Sarà forse banale, ma a volte la semplicità di qualcosa sfugge completamente se la si elabora e si cerca di darle un senso compiuto. Pretendere di più, mirare al raggiungimento di qualche misterioso obbiettivo, cercare spasmodicamente qualcosa che non si ha, presto o tardi genera un conto pesante da pagare. Ci si perde per strada qualcosa di importante. Come lo stupore.
Il sorriso di qualcuno che si emoziona per un raggio di sole, o per una carezza della persona che ha a fianco.

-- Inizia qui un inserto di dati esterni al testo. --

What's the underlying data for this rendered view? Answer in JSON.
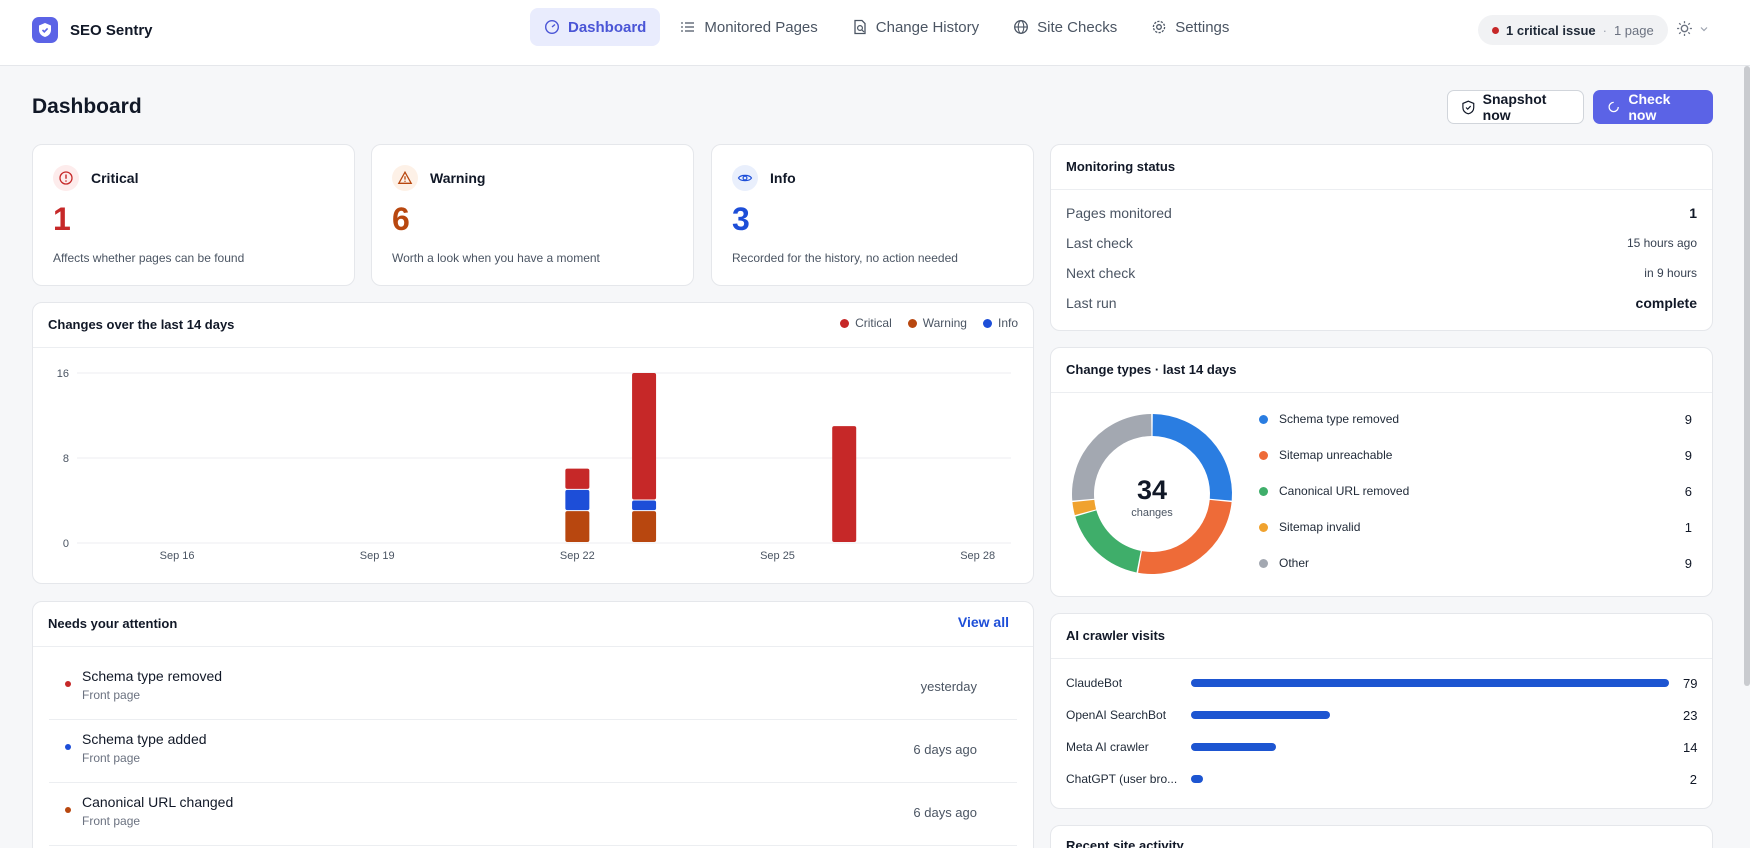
{
  "app": {
    "name": "SEO Sentry"
  },
  "nav": {
    "items": [
      {
        "label": "Dashboard",
        "icon": "gauge-icon",
        "active": true
      },
      {
        "label": "Monitored Pages",
        "icon": "list-icon",
        "active": false
      },
      {
        "label": "Change History",
        "icon": "history-doc-icon",
        "active": false
      },
      {
        "label": "Site Checks",
        "icon": "globe-icon",
        "active": false
      },
      {
        "label": "Settings",
        "icon": "gear-icon",
        "active": false
      }
    ]
  },
  "alert": {
    "issues": "1 critical issue",
    "separator": "·",
    "pages": "1 page"
  },
  "page": {
    "title": "Dashboard",
    "snapshot_label": "Snapshot now",
    "check_label": "Check now"
  },
  "severity": {
    "critical": {
      "label": "Critical",
      "count": "1",
      "desc": "Affects whether pages can be found",
      "color": "#c62828"
    },
    "warning": {
      "label": "Warning",
      "count": "6",
      "desc": "Worth a look when you have a moment",
      "color": "#b8470f"
    },
    "info": {
      "label": "Info",
      "count": "3",
      "desc": "Recorded for the history, no action needed",
      "color": "#1d4ed8"
    }
  },
  "monitoring": {
    "title": "Monitoring status",
    "rows": [
      {
        "label": "Pages monitored",
        "value": "1"
      },
      {
        "label": "Last check",
        "value": "15 hours ago"
      },
      {
        "label": "Next check",
        "value": "in 9 hours"
      },
      {
        "label": "Last run",
        "value": "complete"
      }
    ]
  },
  "changes_chart": {
    "title": "Changes over the last 14 days",
    "legend": [
      {
        "label": "Critical",
        "color": "#c62828"
      },
      {
        "label": "Warning",
        "color": "#b8470f"
      },
      {
        "label": "Info",
        "color": "#1d4ed8"
      }
    ]
  },
  "change_types": {
    "title": "Change types · last 14 days",
    "total": "34",
    "total_label": "changes",
    "items": [
      {
        "label": "Schema type removed",
        "value": "9",
        "color": "#2a7de1"
      },
      {
        "label": "Sitemap unreachable",
        "value": "9",
        "color": "#ee6b38"
      },
      {
        "label": "Canonical URL removed",
        "value": "6",
        "color": "#3fae6a"
      },
      {
        "label": "Sitemap invalid",
        "value": "1",
        "color": "#f0a22e"
      },
      {
        "label": "Other",
        "value": "9",
        "color": "#a3a8b1"
      }
    ]
  },
  "crawlers": {
    "title": "AI crawler visits",
    "items": [
      {
        "label": "ClaudeBot",
        "value": "79"
      },
      {
        "label": "OpenAI SearchBot",
        "value": "23"
      },
      {
        "label": "Meta AI crawler",
        "value": "14"
      },
      {
        "label": "ChatGPT (user bro...",
        "value": "2"
      }
    ]
  },
  "attention": {
    "title": "Needs your attention",
    "view_all": "View all",
    "items": [
      {
        "title": "Schema type removed",
        "page": "Front page",
        "time": "yesterday",
        "color": "#c62828"
      },
      {
        "title": "Schema type added",
        "page": "Front page",
        "time": "6 days ago",
        "color": "#1d4ed8"
      },
      {
        "title": "Canonical URL changed",
        "page": "Front page",
        "time": "6 days ago",
        "color": "#b8470f"
      }
    ]
  },
  "recent_activity": {
    "title": "Recent site activity"
  },
  "chart_data": {
    "type": "bar",
    "stacked": true,
    "x": [
      "Sep 15",
      "Sep 16",
      "Sep 17",
      "Sep 18",
      "Sep 19",
      "Sep 20",
      "Sep 21",
      "Sep 22",
      "Sep 23",
      "Sep 24",
      "Sep 25",
      "Sep 26",
      "Sep 27",
      "Sep 28"
    ],
    "tick_labels": [
      "Sep 16",
      "Sep 19",
      "Sep 22",
      "Sep 25",
      "Sep 28"
    ],
    "y_ticks": [
      "0",
      "8",
      "16"
    ],
    "ylim": [
      0,
      16
    ],
    "grid": true,
    "legend_position": "top-right",
    "series": [
      {
        "name": "Warning",
        "color": "#b8470f",
        "values": [
          0,
          0,
          0,
          0,
          0,
          0,
          0,
          3,
          3,
          0,
          0,
          0,
          0,
          0
        ]
      },
      {
        "name": "Info",
        "color": "#1d4ed8",
        "values": [
          0,
          0,
          0,
          0,
          0,
          0,
          0,
          2,
          1,
          0,
          0,
          0,
          0,
          0
        ]
      },
      {
        "name": "Critical",
        "color": "#c62828",
        "values": [
          0,
          0,
          0,
          0,
          0,
          0,
          0,
          2,
          12,
          0,
          0,
          11,
          0,
          0
        ]
      }
    ]
  }
}
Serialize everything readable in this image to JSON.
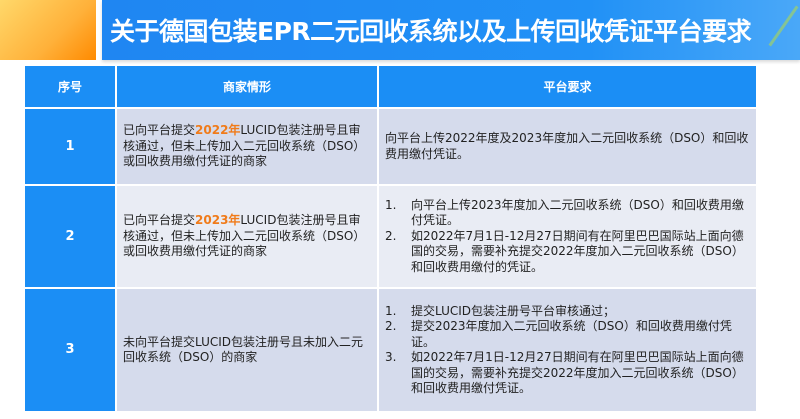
{
  "title": "关于德国包装EPR二元回收系统以及上传回收凭证平台要求",
  "colors": {
    "accent_blue": "#1b8ef5",
    "highlight_orange": "#f07b1a",
    "row_dark": "#d5dbec",
    "row_light": "#e9ecf4"
  },
  "table": {
    "headers": [
      "序号",
      "商家情形",
      "平台要求"
    ],
    "rows": [
      {
        "num": "1",
        "merchant_pre": "已向平台提交",
        "merchant_hl": "2022年",
        "merchant_post": "LUCID包装注册号且审核通过，但未上传加入二元回收系统（DSO）或回收费用缴付凭证的商家",
        "requirement": "向平台上传2022年度及2023年度加入二元回收系统（DSO）和回收费用缴付凭证。"
      },
      {
        "num": "2",
        "merchant_pre": "已向平台提交",
        "merchant_hl": "2023年",
        "merchant_post": "LUCID包装注册号且审核通过，但未上传加入二元回收系统（DSO）或回收费用缴付凭证的商家",
        "requirements": [
          {
            "n": "1.",
            "text": "向平台上传2023年度加入二元回收系统（DSO）和回收费用缴付凭证。"
          },
          {
            "n": "2.",
            "text": "如2022年7月1日-12月27日期间有在阿里巴巴国际站上面向德国的交易，需要补充提交2022年度加入二元回收系统（DSO）和回收费用缴付的凭证。"
          }
        ]
      },
      {
        "num": "3",
        "merchant": "未向平台提交LUCID包装注册号且未加入二元回收系统（DSO）的商家",
        "requirements": [
          {
            "n": "1.",
            "text": "提交LUCID包装注册号平台审核通过；"
          },
          {
            "n": "2.",
            "text": "提交2023年度加入二元回收系统（DSO）和回收费用缴付凭证。"
          },
          {
            "n": "3.",
            "text": "如2022年7月1日-12月27日期间有在阿里巴巴国际站上面向德国的交易，需要补充提交2022年度加入二元回收系统（DSO）和回收费用缴付凭证。"
          }
        ]
      }
    ]
  }
}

La voglia di fare qualcosa soltanto perché in quel momento si percepisce di averne bisogno.
La serenità di essere in due.
La capacità di apprezzare l’essere in due.
La voglia di stare seduti, o sdraiati, e sorridere alle stelle. Senza motivo. Senza scopo.
La soddisfazione che si prova nel fare qualcosa che non abbia necessariamente un valore intrinseco. Non sempre serve cambiare quel che abbiamo attorno, e non sempre ha senso desiderare di essere altrove.
Il più delle volte, il posto in cui siamo, e le persone che abbiamo attorno, sono assolutamente ciò che ci basta per godere di quel momento. Non farlo è una perdita.
Pensare a cosa si ha voglia di fare genera un filtro che fa passare la voglia di fare. Ogni cosa non sembra all’altezza dello stesso pensiero che si sta avendo.
Come se il fatto stesso di dover decidere cosa fare debba prevedere un soddisfacimento di questa ricerca attraverso qualcosa che sia davvero speciale. Non basta più decidere di stare dove si è già… e magari smettere di pensare a cosa fare.
D’accordo sul fatto che, una volta iniziato a farlo, non si può smettere di riflettere e meditare su tutto quello che ci succede o che facciamo succedere.
D’accordo anche sul fatto che, spesso, ragionare sulle cose permette di acquisire un pensiero originale su tali argomenti (non è scontato, ma a volte capita).
Ciò che, forse, andrebbe acquisito, è la capacità di bypassare questi controlli, quando serve.
Riuscire a stare in pace con quel che si ha, senza cercare altro e senza rifiutare il momento.
Volendo estremizzare, si potrebbe tradurre tutto questo in qualcosa di vicino ad un elogio della semplicità… ma sarebbe davvero troppo riduttivo.
In un certo qual modo, la semplicità è proprio ciò che si perde quando si applicano i filtri del pensiero.
Obbiettivo: riuscire a togliere qualche filtro, specie quando i colori sono belli al naturale, e quando siamo, in fin dei conti, esattamente dove dovremmo essere (anche se non ce ne accorgiamo).